Diff Transformer
Differential Transformer (Diff Transformer for short) is a new Transformer architecture, jointly proposed by Microsoft Research and Tsinghua University in 2024. The related paper results are "Differential Transformer”, 4 co-authors: Tianzhu Ye, Li Dong, Yuqing Xia, Yutao Sun. The core of this architecture lies in its differential attention mechanism, which aims to solve the problem that traditional Transformer has difficulty in accurately retrieving key information when processing long texts, which is the so-called "intermediate information loss" phenomenon.
Diff Transformer calculates two independent softmax attention maps and then takes the difference to get the final attention score.
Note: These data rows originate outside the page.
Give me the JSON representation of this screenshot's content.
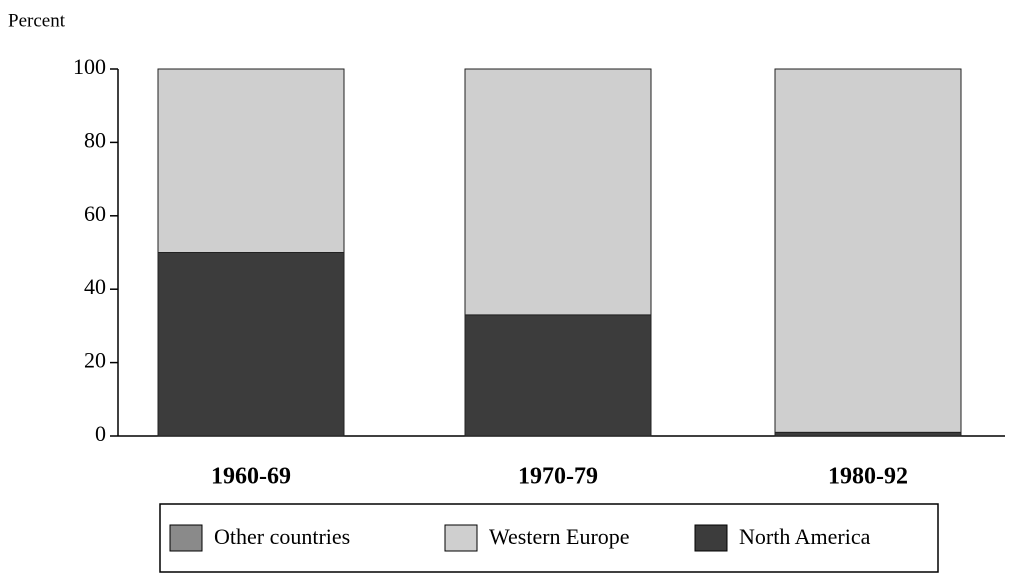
{
  "chart_data": {
    "type": "bar",
    "stacked": true,
    "y_label": "Percent",
    "categories": [
      "1960-69",
      "1970-79",
      "1980-92"
    ],
    "series": [
      {
        "name": "Other countries",
        "color": "#8a8a8a",
        "values": [
          0,
          0,
          0
        ]
      },
      {
        "name": "Western Europe",
        "color": "#cfcfcf",
        "values": [
          50,
          67,
          99
        ]
      },
      {
        "name": "North America",
        "color": "#3c3c3c",
        "values": [
          50,
          33,
          1
        ]
      }
    ],
    "ylim": [
      0,
      100
    ],
    "yticks": [
      0,
      20,
      40,
      60,
      80,
      100
    ],
    "grid": false
  }
}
This method can effectively eliminate attention noise and encourage the model to pay more attention to the most relevant part of the input. This mechanism is similar to noise-canceling headphones and differential amplifiers in electrical engineering, which eliminate noise by the difference between two signals.
Experimental results show that Diff Transformer outperforms traditional Transformer in language modeling tasks under various settings. It is not only scalable in terms of model size and number of training tokens, but also shows significant advantages in practical applications such as long-context modeling, key information retrieval, hallucination relief, and contextual learning. In addition, Diff Transformer can effectively reduce outliers in model activation values, is more friendly to model quantization, and improves model efficiency.
The introduction of Diff Transformer provides new ideas for the development of large language models and is expected to play an important role in many fields such as intelligent dialogue systems, text generation, and data extraction.